Из рассказов раненых и пленных с осязательной наглядностью вырисовывается коренное различие нравственного самочувствия обеих армий.

Неизбежна ли была эта война, окупят ли ее политические результаты той неимоверной силы удар, который она непосредственно несет всему организму молодой балканской культуры, – это вопрос особый, в обсуждение которого мы тут не входим. Но болгарский солдат считал эту войну нужной, справедливой, своей войной. Это – основной факт. Воспоминания о турецком владычестве здесь очень живы, гораздо более живы, чем воспоминания русского крестьянина о крепостном рабстве; а тут же бок-о-бок – рукой подать – в Македонии турецкое владычество живет и по сей час, и постоянный поток македонских беглецов не дает забыть об этом факте ни на один день. Страшная тяжесть болгарского милитаризма воспринимается каждым болгарином, вплоть до самого темного селянина, как ноша, взваленная на болгарские плечи Турцией, особенно ее деспотическим хозяйничаньем в Македонии.

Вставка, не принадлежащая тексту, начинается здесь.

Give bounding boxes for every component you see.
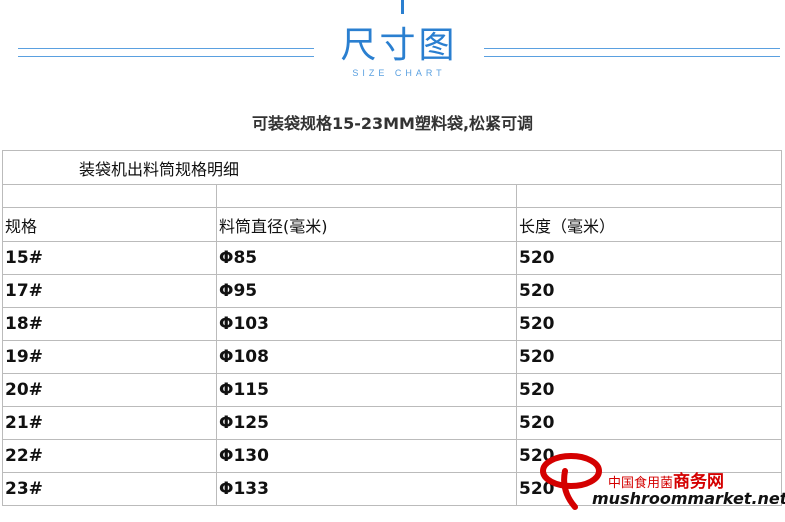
column-header-diameter: 料筒直径(毫米) xyxy=(216,207,517,242)
cell-diameter: Φ115 xyxy=(216,373,517,407)
cell-diameter: Φ125 xyxy=(216,406,517,440)
spec-table: 装袋机出料筒规格明细 规格 料筒直径(毫米) 长度（毫米） 15# Φ85 520 1… xyxy=(2,150,782,506)
table-row: 17# Φ95 520 xyxy=(2,274,782,308)
table-spacer-row xyxy=(2,184,782,208)
table-section-title: 装袋机出料筒规格明细 xyxy=(2,150,782,185)
cell-length: 520 xyxy=(516,373,782,407)
table-row: 15# Φ85 520 xyxy=(2,241,782,275)
cell-diameter: Φ103 xyxy=(216,307,517,341)
cell-size: 21# xyxy=(2,406,217,440)
cell-size: 17# xyxy=(2,274,217,308)
cell-diameter: Φ108 xyxy=(216,340,517,374)
cell-diameter: Φ85 xyxy=(216,241,517,275)
cell-diameter: Φ133 xyxy=(216,472,517,506)
cell-size: 19# xyxy=(2,340,217,374)
top-accent-tick xyxy=(401,0,404,14)
header-divider-right xyxy=(484,48,780,57)
cell-length: 520 xyxy=(516,274,782,308)
cell-size: 22# xyxy=(2,439,217,473)
cell-diameter: Φ95 xyxy=(216,274,517,308)
cell-length: 520 xyxy=(516,307,782,341)
column-header-length: 长度（毫米） xyxy=(516,207,782,242)
cell-size: 23# xyxy=(2,472,217,506)
cell-length: 520 xyxy=(516,241,782,275)
table-row: 20# Φ115 520 xyxy=(2,373,782,407)
cell-length: 520 xyxy=(516,340,782,374)
table-header-row: 规格 料筒直径(毫米) 长度（毫米） xyxy=(2,207,782,242)
cell-size: 18# xyxy=(2,307,217,341)
bag-spec-caption: 可装袋规格15-23MM塑料袋,松紧可调 xyxy=(251,114,534,133)
watermark-url: mushroommarket.net xyxy=(592,489,785,508)
cell-size: 20# xyxy=(2,373,217,407)
cell-length: 520 xyxy=(516,406,782,440)
spacer-cell xyxy=(516,184,782,208)
column-header-size: 规格 xyxy=(2,207,217,242)
table-section-row: 装袋机出料筒规格明细 xyxy=(2,150,782,185)
table-row: 21# Φ125 520 xyxy=(2,406,782,440)
spacer-cell xyxy=(216,184,517,208)
table-row: 18# Φ103 520 xyxy=(2,307,782,341)
cell-diameter: Φ130 xyxy=(216,439,517,473)
header-divider-left xyxy=(18,48,314,57)
cell-size: 15# xyxy=(2,241,217,275)
table-row: 19# Φ108 520 xyxy=(2,340,782,374)
spacer-cell xyxy=(2,184,217,208)
size-chart-title: 尺寸图 xyxy=(340,25,458,66)
size-chart-subtitle: SIZE CHART xyxy=(352,68,446,78)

В понятии Турции соединяется поэтому для болгарского простолюдина вчерашний турецкий насильник, чиновник и помещик, сегодняшний насильник над македонскими братьями и, наконец, первопричина фискальных тягот в самой Болгарии. Война обещала болгарским народным массам покончить, наконец, с турецким прошлым и с турецким настоящим. Оттого болгарские солдаты, выступая в поход, украшают себя цветами, оттого полки так горячо идут в атаку под жестоким артиллерийским обстрелом, оттого отдельные кавалерийские части так удачно выполняют партизанские поручения, оттого, наконец, многие раненые просятся, тотчас по выздоровлении, снова на боевую линию.